Saturday, March 16, 2013

Bible Commentary - Deuteronomy 34

This has been a long time coming, but finally we have reached the last chapter of the Pentateuch, where Moses goes up, sees the land and dies.

This is a very short chapter, so I probably won't have too much to say.  We have known for some time that Moses would die before reaching the promised land, just as his brother Aaron died back in Num 20.  Like Aaron, Moses is taken up to the top of a mountain and dies.  He is shown "all the land", which is supernatural in the sense that all Israel would not be visible from any one location on earth due to the curvature of the surface.  We also see that Moses is in full health, showing supernatural fitness and preservation similar to the preservation of clothing and shoes that we saw in Deut 8:4 and also similar to the extended lives of Caleb and Joshua.

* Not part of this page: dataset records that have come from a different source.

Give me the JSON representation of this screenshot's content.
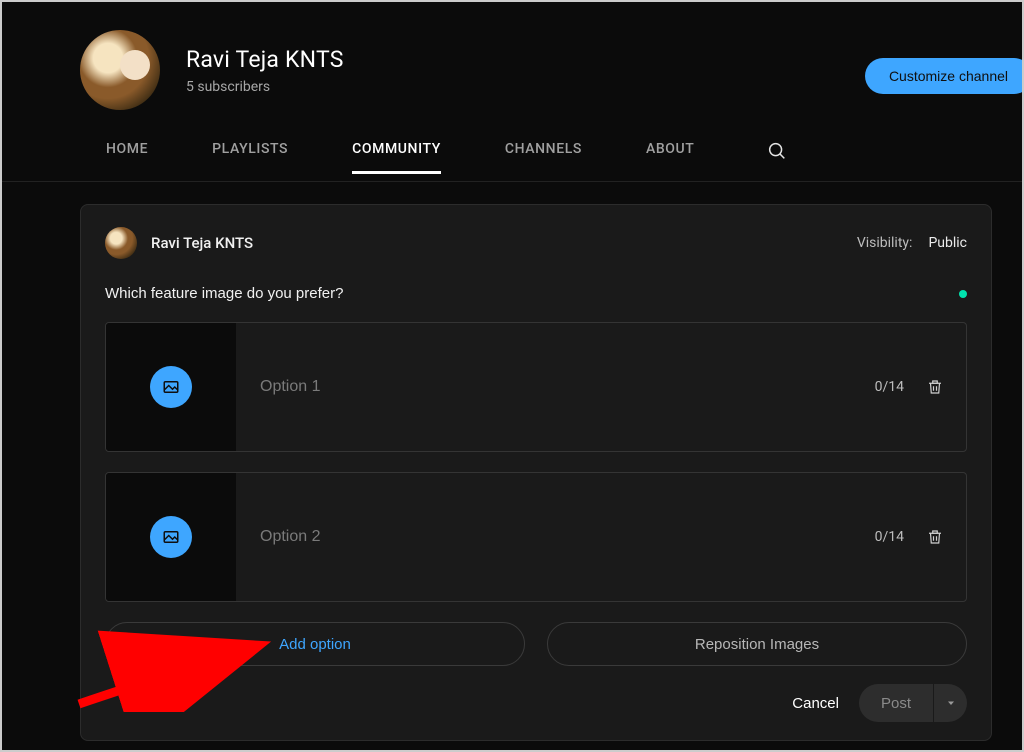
{
  "channel": {
    "name": "Ravi Teja KNTS",
    "subscribers": "5 subscribers",
    "customize_label": "Customize channel"
  },
  "tabs": {
    "home": "HOME",
    "playlists": "PLAYLISTS",
    "community": "COMMUNITY",
    "channels": "CHANNELS",
    "about": "ABOUT"
  },
  "composer": {
    "author": "Ravi Teja KNTS",
    "visibility_label": "Visibility:",
    "visibility_value": "Public",
    "question": "Which feature image do you prefer?",
    "options": [
      {
        "placeholder": "Option 1",
        "count": "0/14"
      },
      {
        "placeholder": "Option 2",
        "count": "0/14"
      }
    ],
    "add_option_label": "Add option",
    "reposition_label": "Reposition Images",
    "cancel_label": "Cancel",
    "post_label": "Post"
  }
}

One minor textual note is that Moses didn't write this chapter, as should be obvious.  This does not disprove Mosaic authorship of the rest of the Pentateuch, because this chapter could have easily been a later addition. Either way, it does not interrupt or significantly alter the flow of the text or the storyline.  If it represents a change in authorship, it is nevertheless largely consistent.

Lastly, I think this chapter is mainly a transitional chapter.  It occurs at the end of the Pentateuch (which is called the book of Moses for a reason; so much of it is about or written by Moses).  However, the last four verses are all about validating Joshua and establishing his role, which is developed much more fully in the next book, the book of Joshua.  This isn't the first time Joshua has been validated; there are several places where either the LORD or Moses have blessed or authorized Joshua in some way (examples: Num 27, Deut 1, Deut 3, Deut 31, etc.).

So it's not significant for that reason, but it's significant because of its placement at the very end of the book.  In many ways, the Pentateuch is tied together into a single whole.  The history, writing style and themes of the Pentateuch tie the five books together very closely.  In the Jewish tradition, the Pentateuch is treated essentially as a collection and almost a single work.

From this chapter, we can see that Joshua is very closely tied to the Pentateuch as well.  This chapter emphasizes the transition from Moses to Joshua, but in my introduction to Deuteronomy I pointed out that the entire book of Deuteronomy is occurring on the eve of the invasion of the promised land, which happens in the book of Joshua.  This is the most significant way that Joshua is tied into the Pentateuch, because the story in the Pentateuch is simply not complete without Joshua.  This leads some scholars to coin the term "Hexateuch", to described the joint construction of the Pentateuch plus Joshua.

Whether Joshua was written at the same time as the Pentateuch, everything in the covenant and in the history of Israel are pointing towards their future conquest of the promised land.  It's why they were brought here, and soon it will come to pass.